Abstract
Objectives: Our objective was to examine the relationship between colchicine plasma concentrations and clinical/demographic factors, and to determine the relationship between colchicine concentrations and colchicine efficacy and colchicine-specific adverse events.
Methods: Post hoc analyses were undertaken using data from a 12-month RCT involving 200 people with gout which compared low-dose colchicine to placebo for the first six months while starting allopurinol, with a further 6-month follow-up. Steady-state colchicine plasma concentrations were measured 30-80 minutes post-dose (assumed peak) and just prior to the dose (trough) at month 3 and creatine kinase (CK) at months 0, 3 and 6. Self-reported gout flares, adverse events and serious adverse events were collected monthly.

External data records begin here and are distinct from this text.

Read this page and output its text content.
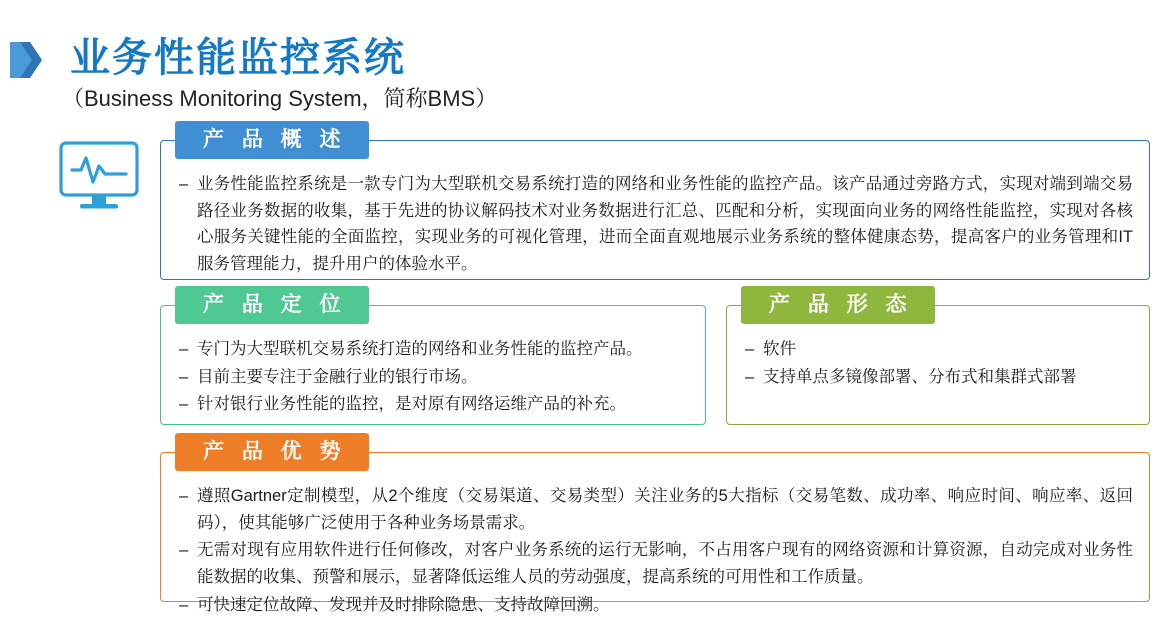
业务性能监控系统
（Business Monitoring System，简称BMS）
产 品 概 述
– 业务性能监控系统是一款专门为大型联机交易系统打造的网络和业务性能的监控产品。该产品通过旁路方式，实现对端到端交易路径业务数据的收集，基于先进的协议解码技术对业务数据进行汇总、匹配和分析，实现面向业务的网络性能监控，实现对各核心服务关键性能的全面监控，实现业务的可视化管理，进而全面直观地展示业务系统的整体健康态势，提高客户的业务管理和IT服务管理能力，提升用户的体验水平。
产 品 定 位
– 专门为大型联机交易系统打造的网络和业务性能的监控产品。
– 目前主要专注于金融行业的银行市场。
– 针对银行业务性能的监控，是对原有网络运维产品的补充。
产 品 形 态
– 软件
– 支持单点多镜像部署、分布式和集群式部署
产 品 优 势
– 遵照Gartner定制模型，从2个维度（交易渠道、交易类型）关注业务的5大指标（交易笔数、成功率、响应时间、响应率、返回码），使其能够广泛使用于各种业务场景需求。
– 无需对现有应用软件进行任何修改，对客户业务系统的运行无影响，不占用客户现有的网络资源和计算资源，自动完成对业务性能数据的收集、预警和展示，显著降低运维人员的劳动强度，提高系统的可用性和工作质量。
– 可快速定位故障、发现并及时排除隐患、支持故障回溯。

Results: Peak and trough colchicine concentrations were available for 79 participants in the colchicine arm. Multivariable analysis showed that those on a statin and non-Māori/non-Pacific ethnicity were independently associated with higher trough concentrations, and age over 60 years was independently associated with higher peak concentrations. Trough and peak colchicine concentrations were significantly higher in those who had any adverse event between month 4 and 6. However, there was no association between colchicine concentrations and colchicine-specific adverse events (gastrointestinal and muscle), or with CK changes in the colchicine treated patients. Interpretation Trough or peak colchicine concentrations do not associate with gout flare prophylaxis efficacy. There is no consistent relationship between colchicine concentrations and colchicine-specific adverse events. Although colchicine concentrations increase with concomitant statin use, this does not result in muscle adverse events. These findings indicate that colchicine therapeutic drug monitoring is of limited value in clinical practice.